Se você não votar em outubro, alguém decide por você sem te perguntar nada

Não votar não é protesto neutro. Quem fica em casa no dia da eleição não cancela o resultado — apenas aumenta o peso do voto de todo mundo que compareceu. A eleição acontece do mesmo jeito, só que montada sem você.

Três justificativas aparecem com frequência e nenhuma resiste a uma análise simples. A primeira é que "são todos iguais." Em 4 de outubro estarão em disputa candidatos com propostas opostas sobre carga tributária, segurança pública, previdência e papel do Estado na economia. Achar que todos são ruins é uma opinião. Achar que todos são idênticos, segundo o texto, é preguiça disfarçada de ceticismo.

A segunda é que "um voto não muda nada." Em 2020, na cidade de Kaloré, no interior do Paraná, dois candidatos a prefeito terminaram a apuração com exatamente 1.186 votos cada. A prefeitura foi decidida pelo artigo 110 do Código Eleitoral, que manda eleger o mais velho em caso de empate. Nas eleições municipais de 2016, seis cidades brasileiras elegeram prefeito com apenas um voto de diferença.

A terceira é que "política não é assunto meu." Mas preço de combustível é política. Fila de exame é política. O que sobra do salário depois dos impostos é política. Quem se declara alheio continua pagando a conta integralmente, só que sem opinar.

No dia 4 de outubro, cada eleitor vota em seis cargos: deputado estadual, deputado federal, dois senadores, governador e presidente. Se governador ou presidente não alcançarem maioria absoluta, os dois mais votados voltam à urna em 25 de outubro.
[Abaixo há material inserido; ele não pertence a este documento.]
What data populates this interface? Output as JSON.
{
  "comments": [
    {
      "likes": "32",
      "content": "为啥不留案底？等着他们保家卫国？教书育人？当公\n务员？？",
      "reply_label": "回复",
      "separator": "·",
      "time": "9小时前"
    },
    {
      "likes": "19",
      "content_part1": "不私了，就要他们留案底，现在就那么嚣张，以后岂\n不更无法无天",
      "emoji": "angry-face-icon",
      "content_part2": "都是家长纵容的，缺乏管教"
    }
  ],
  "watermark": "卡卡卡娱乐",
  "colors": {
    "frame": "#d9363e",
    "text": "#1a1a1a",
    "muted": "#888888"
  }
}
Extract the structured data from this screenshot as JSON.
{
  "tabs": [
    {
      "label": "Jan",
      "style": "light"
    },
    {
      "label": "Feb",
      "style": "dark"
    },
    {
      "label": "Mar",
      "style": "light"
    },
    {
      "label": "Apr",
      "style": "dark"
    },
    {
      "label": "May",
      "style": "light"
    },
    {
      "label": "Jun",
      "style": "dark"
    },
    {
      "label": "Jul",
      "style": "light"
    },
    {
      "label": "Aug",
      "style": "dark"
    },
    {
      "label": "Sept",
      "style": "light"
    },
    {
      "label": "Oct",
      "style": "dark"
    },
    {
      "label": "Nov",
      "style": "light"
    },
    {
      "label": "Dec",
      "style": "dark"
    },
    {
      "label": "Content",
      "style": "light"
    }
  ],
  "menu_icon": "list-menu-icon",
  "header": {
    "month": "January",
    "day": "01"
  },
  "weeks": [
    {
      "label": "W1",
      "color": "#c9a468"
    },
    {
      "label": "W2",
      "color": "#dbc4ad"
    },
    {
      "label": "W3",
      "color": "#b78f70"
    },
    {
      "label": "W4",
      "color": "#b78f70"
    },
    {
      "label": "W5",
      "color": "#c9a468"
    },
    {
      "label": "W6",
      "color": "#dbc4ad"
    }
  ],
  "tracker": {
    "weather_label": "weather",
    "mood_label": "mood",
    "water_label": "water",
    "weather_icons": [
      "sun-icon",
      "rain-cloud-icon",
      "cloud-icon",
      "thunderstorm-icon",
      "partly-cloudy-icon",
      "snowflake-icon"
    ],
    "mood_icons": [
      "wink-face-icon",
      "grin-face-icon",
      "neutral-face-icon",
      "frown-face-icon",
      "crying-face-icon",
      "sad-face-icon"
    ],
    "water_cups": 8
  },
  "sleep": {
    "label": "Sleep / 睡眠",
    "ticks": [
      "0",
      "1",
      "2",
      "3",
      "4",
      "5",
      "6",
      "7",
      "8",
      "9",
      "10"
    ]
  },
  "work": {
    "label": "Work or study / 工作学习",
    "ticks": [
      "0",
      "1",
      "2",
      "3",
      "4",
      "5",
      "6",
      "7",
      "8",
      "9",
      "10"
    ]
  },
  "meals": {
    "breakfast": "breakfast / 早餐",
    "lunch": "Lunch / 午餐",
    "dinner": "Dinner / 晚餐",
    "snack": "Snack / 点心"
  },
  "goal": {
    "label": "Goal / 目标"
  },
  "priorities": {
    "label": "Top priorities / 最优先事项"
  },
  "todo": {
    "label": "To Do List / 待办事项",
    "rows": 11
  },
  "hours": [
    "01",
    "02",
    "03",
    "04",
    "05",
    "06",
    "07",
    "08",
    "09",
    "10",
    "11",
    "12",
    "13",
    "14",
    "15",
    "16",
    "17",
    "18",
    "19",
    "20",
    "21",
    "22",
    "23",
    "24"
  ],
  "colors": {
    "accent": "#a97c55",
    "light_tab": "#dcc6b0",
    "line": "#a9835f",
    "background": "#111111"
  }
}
Muita gente chega com só o voto para presidente definido e improvisa os outros cinco na fila — justamente os que mais interferem no dia a dia. O deputado estadual vota o orçamento de saúde e educação do estado. O deputado federal aprova ou trava reformas. O senador aprova indicações para tribunais e agências reguladoras. Quinze minutos pesquisando o histórico dos candidatos já colocam o eleitor à frente de boa parte de quem comparece.